Tuesday, June 03, 2014

"They told me I had a week to prove my innocence."

Philip Simone — who worked in the settlement division at Merrill Lynch’s Garden City office for 28 years — had the same name as a man sought by Mexican officials for paying for sex with minors in that country.
The New York Post has the story:
Simone said he first learned he was a victim of mistaken identity when federal marshals approached him at his Merrill Lynch desk in May 2008.

They escorted him to a security room, then dropped their bombshell, he said.

“They told me they had a warrant for my arrest in Mexico,” he recalled. “That’s when the room started to spin.

“They told me they were going to put me on a plane right there. I have never been more scared in my life.”

After being placed in handcuffs and leg shackles, the bewildered dad — with no arrest history — told agents that he wasn’t the man they were looking for.

Federal prosecutors let Simone out on bail with a warning.
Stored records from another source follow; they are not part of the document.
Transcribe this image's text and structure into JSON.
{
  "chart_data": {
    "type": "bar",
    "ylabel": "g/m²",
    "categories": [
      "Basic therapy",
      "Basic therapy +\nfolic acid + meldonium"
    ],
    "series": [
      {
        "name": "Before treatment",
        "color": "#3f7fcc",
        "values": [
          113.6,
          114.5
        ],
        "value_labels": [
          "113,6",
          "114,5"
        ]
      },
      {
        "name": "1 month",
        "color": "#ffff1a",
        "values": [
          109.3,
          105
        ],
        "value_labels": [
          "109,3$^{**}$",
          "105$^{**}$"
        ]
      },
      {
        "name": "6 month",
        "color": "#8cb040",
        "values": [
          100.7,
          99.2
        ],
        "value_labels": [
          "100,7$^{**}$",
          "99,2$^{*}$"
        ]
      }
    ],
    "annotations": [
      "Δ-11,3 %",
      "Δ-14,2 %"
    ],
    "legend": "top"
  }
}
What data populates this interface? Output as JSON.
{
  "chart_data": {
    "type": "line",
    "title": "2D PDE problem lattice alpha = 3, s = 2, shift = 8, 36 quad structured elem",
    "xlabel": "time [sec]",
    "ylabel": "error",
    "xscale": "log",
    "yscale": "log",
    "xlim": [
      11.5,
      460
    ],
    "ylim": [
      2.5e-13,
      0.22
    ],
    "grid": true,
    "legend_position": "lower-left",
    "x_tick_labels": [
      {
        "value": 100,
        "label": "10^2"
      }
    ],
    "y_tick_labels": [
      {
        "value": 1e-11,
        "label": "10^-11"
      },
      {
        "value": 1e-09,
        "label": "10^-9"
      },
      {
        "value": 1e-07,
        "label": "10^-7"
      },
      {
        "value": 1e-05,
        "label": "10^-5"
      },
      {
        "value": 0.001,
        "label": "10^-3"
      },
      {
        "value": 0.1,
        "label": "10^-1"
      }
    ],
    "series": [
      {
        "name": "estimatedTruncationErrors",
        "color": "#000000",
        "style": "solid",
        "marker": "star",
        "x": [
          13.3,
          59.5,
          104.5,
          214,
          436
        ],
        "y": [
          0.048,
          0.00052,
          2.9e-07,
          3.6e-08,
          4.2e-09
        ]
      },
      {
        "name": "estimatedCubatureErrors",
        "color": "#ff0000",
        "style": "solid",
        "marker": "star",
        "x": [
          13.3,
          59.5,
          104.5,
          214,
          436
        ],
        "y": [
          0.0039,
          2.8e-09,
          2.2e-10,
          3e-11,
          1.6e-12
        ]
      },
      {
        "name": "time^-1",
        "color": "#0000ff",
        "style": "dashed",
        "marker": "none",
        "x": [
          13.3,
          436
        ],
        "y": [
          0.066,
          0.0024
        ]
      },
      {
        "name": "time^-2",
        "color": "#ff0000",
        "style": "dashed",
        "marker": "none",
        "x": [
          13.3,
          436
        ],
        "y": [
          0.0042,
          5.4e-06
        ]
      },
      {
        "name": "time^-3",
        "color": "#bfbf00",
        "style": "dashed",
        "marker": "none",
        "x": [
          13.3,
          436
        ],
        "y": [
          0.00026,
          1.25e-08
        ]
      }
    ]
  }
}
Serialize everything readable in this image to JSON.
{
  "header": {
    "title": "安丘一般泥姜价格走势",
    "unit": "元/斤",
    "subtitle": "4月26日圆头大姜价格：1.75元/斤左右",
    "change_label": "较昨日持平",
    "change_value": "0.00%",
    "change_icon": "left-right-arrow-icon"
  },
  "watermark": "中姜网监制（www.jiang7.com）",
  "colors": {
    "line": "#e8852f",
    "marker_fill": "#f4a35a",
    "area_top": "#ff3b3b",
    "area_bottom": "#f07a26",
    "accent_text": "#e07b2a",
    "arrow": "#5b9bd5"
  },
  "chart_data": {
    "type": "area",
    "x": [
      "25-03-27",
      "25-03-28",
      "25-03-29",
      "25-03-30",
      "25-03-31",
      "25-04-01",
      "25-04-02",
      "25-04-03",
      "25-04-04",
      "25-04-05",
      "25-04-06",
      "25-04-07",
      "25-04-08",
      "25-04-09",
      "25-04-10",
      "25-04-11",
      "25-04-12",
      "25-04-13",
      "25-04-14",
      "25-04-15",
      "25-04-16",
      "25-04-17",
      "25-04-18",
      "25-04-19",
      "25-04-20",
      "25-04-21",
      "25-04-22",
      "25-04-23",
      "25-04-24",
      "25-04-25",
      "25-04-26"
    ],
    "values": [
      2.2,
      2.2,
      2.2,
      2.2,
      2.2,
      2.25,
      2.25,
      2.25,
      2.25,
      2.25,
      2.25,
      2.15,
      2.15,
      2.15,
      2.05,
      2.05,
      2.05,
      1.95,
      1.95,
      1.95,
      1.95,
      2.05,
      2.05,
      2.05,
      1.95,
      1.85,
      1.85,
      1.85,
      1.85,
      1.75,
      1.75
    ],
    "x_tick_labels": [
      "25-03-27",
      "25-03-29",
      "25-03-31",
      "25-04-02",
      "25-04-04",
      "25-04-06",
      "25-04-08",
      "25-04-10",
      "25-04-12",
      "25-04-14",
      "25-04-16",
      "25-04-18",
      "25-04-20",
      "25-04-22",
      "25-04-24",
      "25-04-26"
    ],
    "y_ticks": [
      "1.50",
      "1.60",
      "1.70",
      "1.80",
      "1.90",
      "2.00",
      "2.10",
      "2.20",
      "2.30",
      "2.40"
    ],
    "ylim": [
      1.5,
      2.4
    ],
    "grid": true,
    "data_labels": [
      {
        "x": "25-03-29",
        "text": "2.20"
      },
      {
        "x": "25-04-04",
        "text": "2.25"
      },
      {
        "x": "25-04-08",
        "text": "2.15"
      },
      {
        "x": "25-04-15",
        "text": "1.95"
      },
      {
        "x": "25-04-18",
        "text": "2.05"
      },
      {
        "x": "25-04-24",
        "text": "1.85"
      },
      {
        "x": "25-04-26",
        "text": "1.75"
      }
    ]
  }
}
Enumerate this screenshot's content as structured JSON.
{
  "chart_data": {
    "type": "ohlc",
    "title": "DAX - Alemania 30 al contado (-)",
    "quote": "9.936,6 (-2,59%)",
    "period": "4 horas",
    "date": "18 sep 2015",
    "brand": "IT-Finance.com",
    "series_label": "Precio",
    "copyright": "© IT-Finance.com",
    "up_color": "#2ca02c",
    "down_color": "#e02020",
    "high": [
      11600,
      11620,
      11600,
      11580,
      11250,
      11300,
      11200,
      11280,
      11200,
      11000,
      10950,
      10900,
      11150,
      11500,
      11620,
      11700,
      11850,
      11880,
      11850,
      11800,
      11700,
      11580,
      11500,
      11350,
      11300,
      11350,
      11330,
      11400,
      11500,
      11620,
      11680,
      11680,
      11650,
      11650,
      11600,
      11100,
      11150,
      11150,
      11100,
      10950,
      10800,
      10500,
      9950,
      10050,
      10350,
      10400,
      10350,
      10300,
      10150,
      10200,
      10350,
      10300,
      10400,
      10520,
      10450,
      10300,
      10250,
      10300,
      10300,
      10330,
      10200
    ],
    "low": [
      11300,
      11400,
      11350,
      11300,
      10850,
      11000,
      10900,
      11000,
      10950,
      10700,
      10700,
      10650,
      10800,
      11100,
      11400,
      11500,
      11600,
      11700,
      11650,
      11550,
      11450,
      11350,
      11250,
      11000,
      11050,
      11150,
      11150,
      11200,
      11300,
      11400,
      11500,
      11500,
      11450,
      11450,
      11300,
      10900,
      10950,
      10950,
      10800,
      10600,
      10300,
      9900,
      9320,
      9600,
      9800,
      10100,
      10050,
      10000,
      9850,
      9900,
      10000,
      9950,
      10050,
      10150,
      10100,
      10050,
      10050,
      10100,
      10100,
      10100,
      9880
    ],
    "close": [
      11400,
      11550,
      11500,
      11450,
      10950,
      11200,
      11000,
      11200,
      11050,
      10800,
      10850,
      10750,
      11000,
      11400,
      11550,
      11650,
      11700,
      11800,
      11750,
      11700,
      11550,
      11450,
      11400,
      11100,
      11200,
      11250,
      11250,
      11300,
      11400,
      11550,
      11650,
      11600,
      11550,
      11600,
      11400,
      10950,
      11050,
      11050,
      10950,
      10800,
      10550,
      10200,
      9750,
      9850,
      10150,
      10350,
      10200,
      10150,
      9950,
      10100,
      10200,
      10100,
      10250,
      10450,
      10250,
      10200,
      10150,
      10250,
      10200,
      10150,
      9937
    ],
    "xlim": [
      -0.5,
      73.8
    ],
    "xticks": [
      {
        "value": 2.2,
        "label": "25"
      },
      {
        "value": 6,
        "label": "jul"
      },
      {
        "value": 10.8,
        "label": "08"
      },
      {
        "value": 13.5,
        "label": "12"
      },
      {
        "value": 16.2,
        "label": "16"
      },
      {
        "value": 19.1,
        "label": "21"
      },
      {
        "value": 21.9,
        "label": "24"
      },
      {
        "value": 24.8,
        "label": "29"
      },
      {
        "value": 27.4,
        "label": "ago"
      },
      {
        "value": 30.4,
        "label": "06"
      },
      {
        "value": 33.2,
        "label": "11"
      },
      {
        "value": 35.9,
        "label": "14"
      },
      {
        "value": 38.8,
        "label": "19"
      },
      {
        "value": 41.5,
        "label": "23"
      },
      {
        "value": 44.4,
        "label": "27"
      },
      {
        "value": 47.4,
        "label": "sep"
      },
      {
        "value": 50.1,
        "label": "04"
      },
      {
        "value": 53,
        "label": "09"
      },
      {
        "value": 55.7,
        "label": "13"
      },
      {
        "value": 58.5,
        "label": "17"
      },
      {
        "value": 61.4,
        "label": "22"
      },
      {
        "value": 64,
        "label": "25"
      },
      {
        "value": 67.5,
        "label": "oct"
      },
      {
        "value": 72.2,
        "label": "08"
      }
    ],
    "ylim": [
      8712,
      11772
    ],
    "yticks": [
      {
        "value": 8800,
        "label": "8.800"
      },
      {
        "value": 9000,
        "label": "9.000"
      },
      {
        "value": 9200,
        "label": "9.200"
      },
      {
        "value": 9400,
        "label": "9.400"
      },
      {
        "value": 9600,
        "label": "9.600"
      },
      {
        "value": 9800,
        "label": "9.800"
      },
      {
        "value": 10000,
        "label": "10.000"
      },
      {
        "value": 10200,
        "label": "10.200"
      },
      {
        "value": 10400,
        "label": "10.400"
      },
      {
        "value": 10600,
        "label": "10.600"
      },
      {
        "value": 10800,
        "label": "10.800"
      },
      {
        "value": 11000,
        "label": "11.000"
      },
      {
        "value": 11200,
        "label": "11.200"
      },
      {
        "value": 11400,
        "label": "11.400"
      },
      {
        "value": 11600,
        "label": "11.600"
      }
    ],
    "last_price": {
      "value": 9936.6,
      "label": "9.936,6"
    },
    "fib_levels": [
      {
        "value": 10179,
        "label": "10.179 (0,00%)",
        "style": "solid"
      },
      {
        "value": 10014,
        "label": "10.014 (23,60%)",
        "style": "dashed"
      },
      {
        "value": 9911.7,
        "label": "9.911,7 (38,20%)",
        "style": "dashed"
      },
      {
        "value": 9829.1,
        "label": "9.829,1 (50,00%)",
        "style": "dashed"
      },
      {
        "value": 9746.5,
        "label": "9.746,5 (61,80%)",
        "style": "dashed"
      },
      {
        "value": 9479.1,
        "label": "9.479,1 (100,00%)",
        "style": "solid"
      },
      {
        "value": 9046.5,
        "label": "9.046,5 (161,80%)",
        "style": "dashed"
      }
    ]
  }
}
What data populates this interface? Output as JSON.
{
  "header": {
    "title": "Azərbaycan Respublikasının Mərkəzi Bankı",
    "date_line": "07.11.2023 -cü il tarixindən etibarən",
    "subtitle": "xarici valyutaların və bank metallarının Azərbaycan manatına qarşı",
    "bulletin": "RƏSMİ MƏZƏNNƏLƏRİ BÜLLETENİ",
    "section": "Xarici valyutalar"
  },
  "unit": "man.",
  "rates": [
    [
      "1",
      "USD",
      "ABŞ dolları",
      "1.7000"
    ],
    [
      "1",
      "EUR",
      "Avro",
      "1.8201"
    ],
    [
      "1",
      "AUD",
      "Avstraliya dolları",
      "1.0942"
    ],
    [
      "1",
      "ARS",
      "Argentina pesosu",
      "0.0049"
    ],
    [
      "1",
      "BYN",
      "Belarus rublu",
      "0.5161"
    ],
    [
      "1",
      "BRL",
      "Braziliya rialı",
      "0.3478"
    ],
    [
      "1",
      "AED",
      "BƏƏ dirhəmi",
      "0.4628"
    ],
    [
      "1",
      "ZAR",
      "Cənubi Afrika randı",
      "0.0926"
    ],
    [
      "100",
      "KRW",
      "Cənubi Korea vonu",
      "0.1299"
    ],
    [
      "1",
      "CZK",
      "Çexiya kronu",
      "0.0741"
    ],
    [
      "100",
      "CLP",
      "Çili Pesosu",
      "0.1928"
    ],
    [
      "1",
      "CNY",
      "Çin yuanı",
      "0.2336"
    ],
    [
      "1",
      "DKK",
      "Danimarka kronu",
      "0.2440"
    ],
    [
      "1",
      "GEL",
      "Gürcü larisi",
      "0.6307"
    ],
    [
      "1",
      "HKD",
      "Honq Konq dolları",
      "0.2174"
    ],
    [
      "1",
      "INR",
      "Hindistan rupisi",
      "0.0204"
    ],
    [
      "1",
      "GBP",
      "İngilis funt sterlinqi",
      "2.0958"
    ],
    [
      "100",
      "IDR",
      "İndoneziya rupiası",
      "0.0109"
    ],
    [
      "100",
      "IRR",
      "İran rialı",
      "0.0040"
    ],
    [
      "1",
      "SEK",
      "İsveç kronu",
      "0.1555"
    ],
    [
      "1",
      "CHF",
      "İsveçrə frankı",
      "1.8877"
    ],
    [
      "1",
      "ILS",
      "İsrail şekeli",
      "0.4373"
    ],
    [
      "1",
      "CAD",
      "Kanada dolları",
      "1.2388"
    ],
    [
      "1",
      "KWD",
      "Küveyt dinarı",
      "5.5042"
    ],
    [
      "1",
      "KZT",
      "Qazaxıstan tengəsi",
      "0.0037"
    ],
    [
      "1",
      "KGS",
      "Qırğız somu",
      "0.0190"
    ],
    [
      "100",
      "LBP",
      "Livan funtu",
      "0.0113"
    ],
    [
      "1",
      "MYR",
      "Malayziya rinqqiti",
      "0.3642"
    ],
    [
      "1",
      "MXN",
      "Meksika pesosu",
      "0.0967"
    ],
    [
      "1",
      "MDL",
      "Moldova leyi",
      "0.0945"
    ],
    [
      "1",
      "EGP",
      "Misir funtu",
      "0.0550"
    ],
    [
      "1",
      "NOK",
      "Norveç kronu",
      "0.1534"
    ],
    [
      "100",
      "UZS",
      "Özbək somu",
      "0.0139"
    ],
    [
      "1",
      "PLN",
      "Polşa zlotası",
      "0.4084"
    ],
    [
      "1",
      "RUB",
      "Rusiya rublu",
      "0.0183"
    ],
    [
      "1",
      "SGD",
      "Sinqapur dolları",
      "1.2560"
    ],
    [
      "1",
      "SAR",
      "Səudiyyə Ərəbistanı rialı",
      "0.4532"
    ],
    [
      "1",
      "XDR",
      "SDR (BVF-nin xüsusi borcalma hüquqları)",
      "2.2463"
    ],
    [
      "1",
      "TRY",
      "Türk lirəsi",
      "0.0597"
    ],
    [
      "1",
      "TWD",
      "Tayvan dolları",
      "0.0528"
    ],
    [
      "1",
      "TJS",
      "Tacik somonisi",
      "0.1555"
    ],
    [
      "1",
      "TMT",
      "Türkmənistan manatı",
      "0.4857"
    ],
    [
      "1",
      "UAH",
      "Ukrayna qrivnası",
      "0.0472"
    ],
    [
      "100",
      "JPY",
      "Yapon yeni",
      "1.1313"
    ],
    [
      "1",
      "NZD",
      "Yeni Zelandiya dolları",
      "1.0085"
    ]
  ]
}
“They told me I had a week to prove my innocence,” he said.

After going on unemployment, Simone took a school custodian job in Queens.

Simone said he suffers everything from depression to lessened sex drive because of the incident.

But Assistant US Attorney Vincent Lipari, in his opening statement, suggested that Simone was greatly exaggerating his plight to score a payday.

Lipari also stressed that Simone spent a total of only four hours in custody and that his case was dropped in a matter of days.